An immersive theater at the FLDC will introduce center visitors to Philadelphia’s wide array of historic religious sites—including, right next door, Congregation Mikveh Israel, which dates to the 1740s and is called “the Synagogue of the American Revolution.” It will steer people to further adventures exploring these sites across the city. There is hope that a Faith and Liberty Discovery Trail will eventually connect many of those historic religious sites for pedestrians.
The Faith and Liberty Discovery Center won’t shy away from conflicts or thorny twists to the story of America and the Bible. The justice gallery, for example, will show how both sides in the debate over slavery tried to marshal Scripture to support their cause. It will cover controversies over suffrage and immigration.
Yet the museum experience is designed to end on a note of unity. Visitors will carry “lamps” that digitally capture bits of Bible text, American history, and storytelling that they particularly resonate with.

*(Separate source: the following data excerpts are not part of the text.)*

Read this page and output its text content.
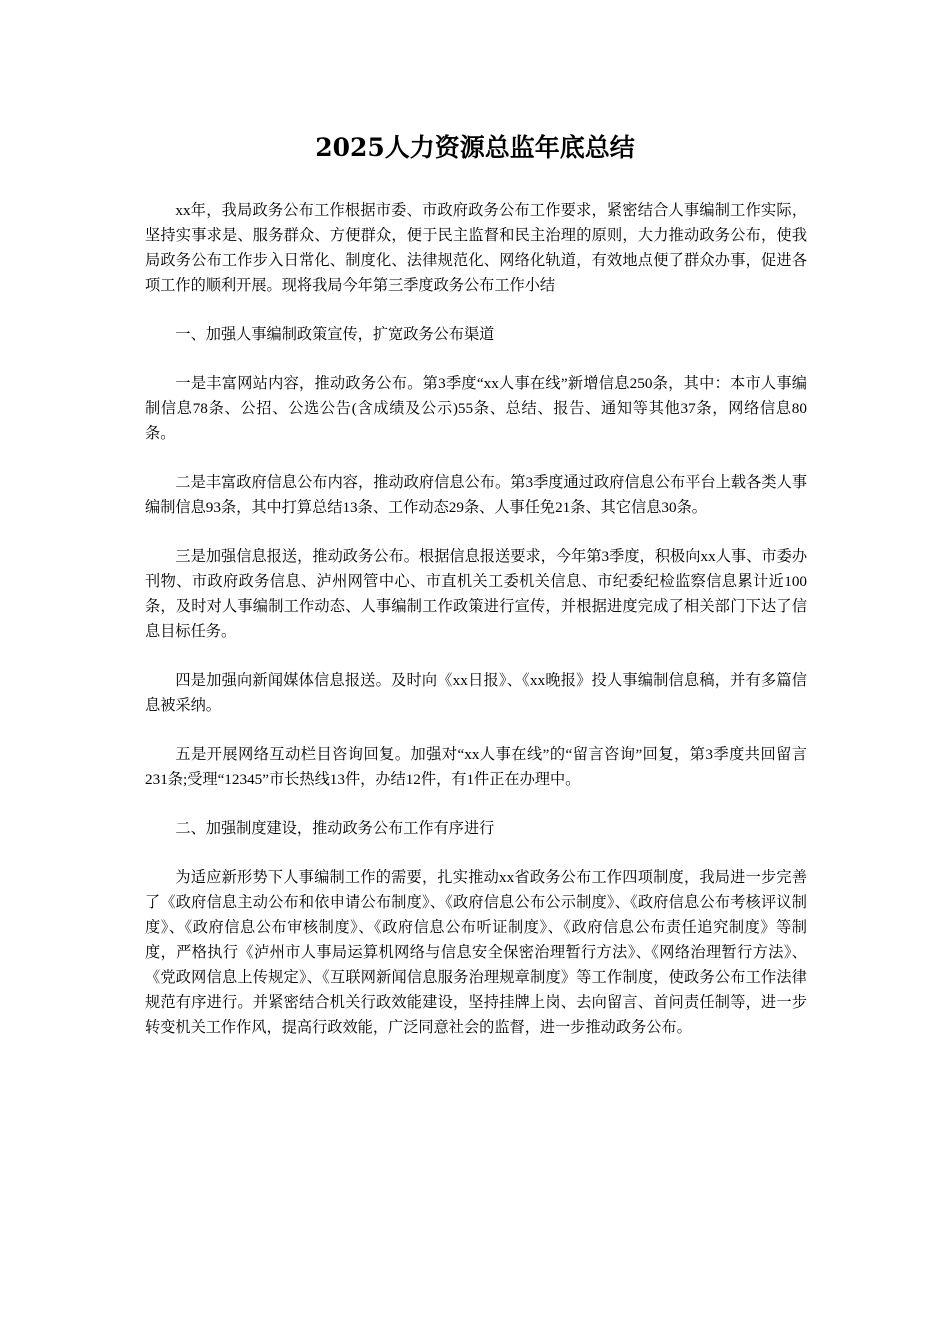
2025人力资源总监年底总结

xx年，我局政务公布工作根据市委、市政府政务公布工作要求，紧密结合人事编制工作实际，坚持实事求是、服务群众、方便群众，便于民主监督和民主治理的原则，大力推动政务公布，使我局政务公布工作步入日常化、制度化、法律规范化、网络化轨道，有效地点便了群众办事，促进各项工作的顺利开展。现将我局今年第三季度政务公布工作小结

一、加强人事编制政策宣传，扩宽政务公布渠道

一是丰富网站内容，推动政务公布。第3季度“xx人事在线”新增信息250条，其中：本市人事编制信息78条、公招、公选公告(含成绩及公示)55条、总结、报告、通知等其他37条，网络信息80条。

二是丰富政府信息公布内容，推动政府信息公布。第3季度通过政府信息公布平台上载各类人事编制信息93条，其中打算总结13条、工作动态29条、人事任免21条、其它信息30条。

三是加强信息报送，推动政务公布。根据信息报送要求，今年第3季度，积极向xx人事、市委办刊物、市政府政务信息、泸州网管中心、市直机关工委机关信息、市纪委纪检监察信息累计近100条，及时对人事编制工作动态、人事编制工作政策进行宣传，并根据进度完成了相关部门下达了信息目标任务。

四是加强向新闻媒体信息报送。及时向《xx日报》、《xx晚报》投人事编制信息稿，并有多篇信息被采纳。

五是开展网络互动栏目咨询回复。加强对“xx人事在线”的“留言咨询”回复，第3季度共回留言231条;受理“12345”市长热线13件，办结12件，有1件正在办理中。

二、加强制度建设，推动政务公布工作有序进行

为适应新形势下人事编制工作的需要，扎实推动xx省政务公布工作四项制度，我局进一步完善了《政府信息主动公布和依申请公布制度》、《政府信息公布公示制度》、《政府信息公布考核评议制度》、《政府信息公布审核制度》、《政府信息公布听证制度》、《政府信息公布责任追究制度》等制度，严格执行《泸州市人事局运算机网络与信息安全保密治理暂行方法》、《网络治理暂行方法》、《党政网信息上传规定》、《互联网新闻信息服务治理规章制度》等工作制度，使政务公布工作法律规范有序进行。并紧密结合机关行政效能建设，坚持挂牌上岗、去向留言、首问责任制等，进一步转变机关工作作风，提高行政效能，广泛同意社会的监督，进一步推动政务公布。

In the unity section, museum-goers will see the resulting “values fingerprint” displayed on a wall, with overlaps between their values and those of others in the room highlighted.
The center is not meant to be a “didactic experience but rather a Socratic one,” says Crippen. It should start conversations by highlighting things visitors might not have known about their country or themselves. “People will be surprised to see themselves in the museum,” says Howard, highlighting the racial diversity of the Americans featured in the FLDC. And by being in Philadelphia, he points out, the center will engage a different audience than if it was located in the Bible Belt. “Whether they see themselves as Christians or not,” he states, “my hope is people walk out moved by the role the Bible has played in the life of the country.”

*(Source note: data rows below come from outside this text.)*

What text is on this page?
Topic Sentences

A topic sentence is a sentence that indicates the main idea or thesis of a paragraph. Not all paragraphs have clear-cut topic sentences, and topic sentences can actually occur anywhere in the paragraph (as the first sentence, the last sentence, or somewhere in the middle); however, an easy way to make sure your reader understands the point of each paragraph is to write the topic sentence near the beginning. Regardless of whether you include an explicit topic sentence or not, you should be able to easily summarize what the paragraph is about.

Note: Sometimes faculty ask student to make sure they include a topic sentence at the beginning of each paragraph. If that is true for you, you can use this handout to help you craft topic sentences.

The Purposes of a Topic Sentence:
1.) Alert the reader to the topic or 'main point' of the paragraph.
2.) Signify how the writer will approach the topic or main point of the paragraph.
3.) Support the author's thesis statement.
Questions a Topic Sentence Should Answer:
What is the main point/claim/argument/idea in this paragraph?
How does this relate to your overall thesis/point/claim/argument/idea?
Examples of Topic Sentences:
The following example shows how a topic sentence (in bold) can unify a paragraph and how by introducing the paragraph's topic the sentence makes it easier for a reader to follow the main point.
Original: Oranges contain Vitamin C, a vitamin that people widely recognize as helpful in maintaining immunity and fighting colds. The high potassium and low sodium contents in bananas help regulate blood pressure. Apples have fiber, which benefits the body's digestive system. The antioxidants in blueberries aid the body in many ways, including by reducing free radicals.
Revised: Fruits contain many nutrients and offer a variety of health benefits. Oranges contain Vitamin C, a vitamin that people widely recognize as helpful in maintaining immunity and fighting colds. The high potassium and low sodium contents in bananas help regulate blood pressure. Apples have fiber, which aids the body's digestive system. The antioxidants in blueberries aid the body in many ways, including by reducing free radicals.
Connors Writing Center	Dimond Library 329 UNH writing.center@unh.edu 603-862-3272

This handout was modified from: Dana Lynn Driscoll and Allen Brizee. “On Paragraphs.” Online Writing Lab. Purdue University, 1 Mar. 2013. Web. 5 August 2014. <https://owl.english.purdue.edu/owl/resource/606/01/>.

After I leave ABS headquarters, I walk along Independence Mall and randomly stop tourists for street interviews, asking what religious liberty means to them. A Southeast Asian family tell me they think of it as “being able to choose whatever religion you want to pray.” Richard, sporting a Phillies cap, tells me he thinks religious liberty is an essential part of our political heritage. Then he defines it entirely in terms of freedom from religion. “It’s why the government can’t establish a religious state.”
A group of Jewish tourists from England say they’ll answer my questions so long as I point them afterward toward the Liberty Bell. Deal. Then they define religious liberty as the right to practice your own faith, with two caveats. One, “you don’t encroach on other people,” and, two “you can’t just make it up!” We chat briefly about how religion is not personal philosophy or moral whim. Its origin is outside the individual, in what the prophets or Thomas Aquinas or Martin Luther King Jr. would identify as eternal law.

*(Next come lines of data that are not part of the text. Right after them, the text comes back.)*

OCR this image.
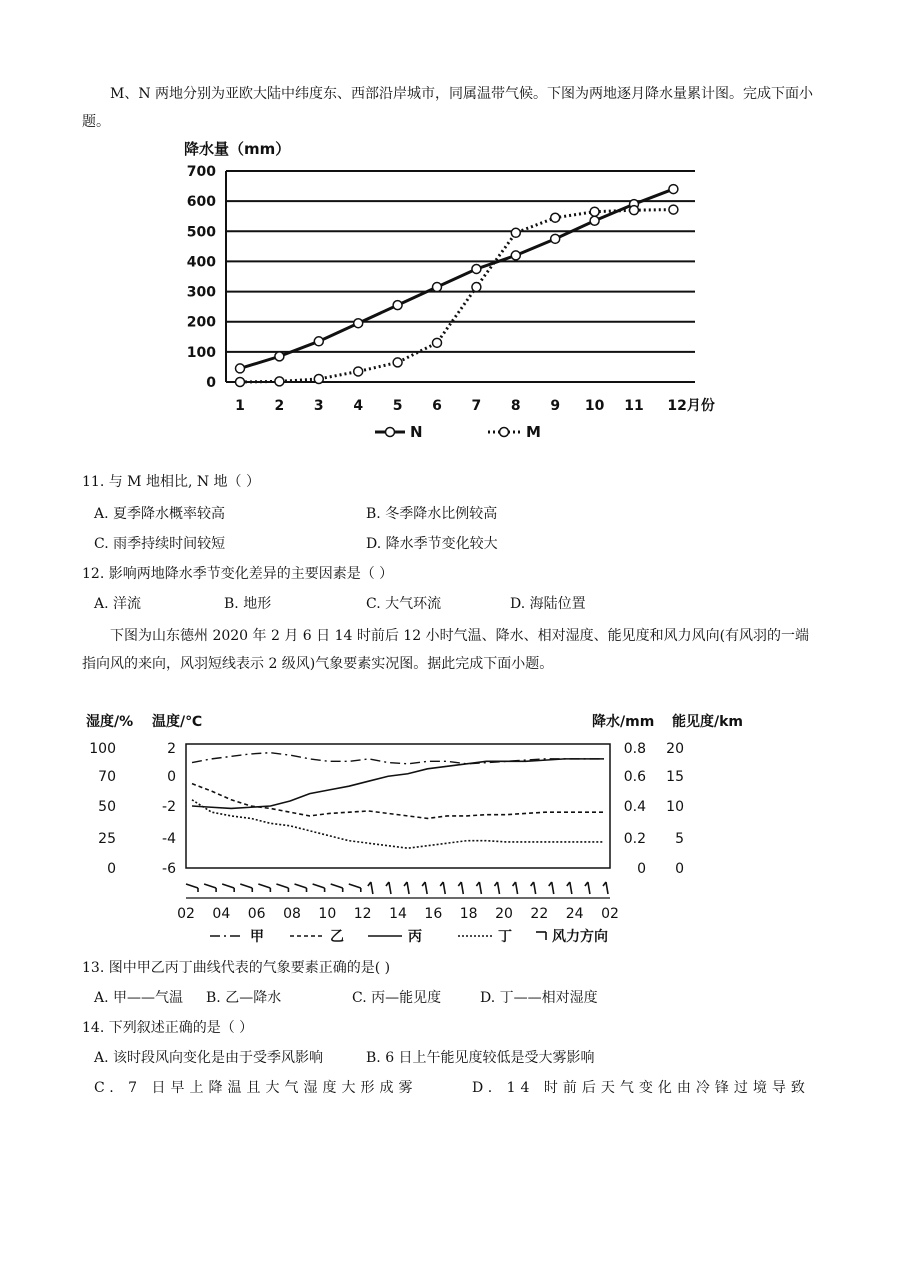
M、N 两地分别为亚欧大陆中纬度东、西部沿岸城市，同属温带气候。下图为两地逐月降水量累计图。完成下面小题。

降水量（mm）
700
600
500
400
300
200
100
0
1 2 3 4 5 6 7 8 9 10 11 12月份
N	M

11. 与 M 地相比, N 地（ ）

A. 夏季降水概率较高	B. 冬季降水比例较高
C. 雨季持续时间较短	D. 降水季节变化较大

12. 影响两地降水季节变化差异的主要因素是（ ）

A. 洋流	B. 地形	C. 大气环流	D. 海陆位置

下图为山东德州 2020 年 2 月 6 日 14 时前后 12 小时气温、降水、相对湿度、能见度和风力风向(有风羽的一端指向风的来向，风羽短线表示 2 级风)气象要素实况图。据此完成下面小题。

湿度/% 温度/℃	降水/mm 能见度/km
100
70
50
25
0
2
0
-2
-4
-6
0.8
0.6
0.4
0.2
0
20
15
10
5
0
02 04 06 08 10 12 14 16 18 20 22 24 02
甲	乙	丙	丁	风力方向

13. 图中甲乙丙丁曲线代表的气象要素正确的是( )

A. 甲——气温 B. 乙—降水	C. 丙—能见度	D. 丁——相对湿度

14. 下列叙述正确的是（ ）

A. 该时段风向变化是由于受季风影响	B. 6 日上午能见度较低是受大雾影响
C. 7 日早上降温且大气湿度大形成雾	D. 14 时前后天气变化由冷锋过境导致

Then I keep up my end of the bargain and direct the group toward the pavilion that houses the Liberty Bell. Before they walk away, one of them wants to make sure I am aware of something: Did I know that the inscription on the Liberty Bell is from the Torah? “Leviticus 25:10,” proudly notes a bearded man in a yarmulke named Bernard.
“Proclaim liberty throughout all the land unto all the inhabitants thereof.”
What could be more American than that?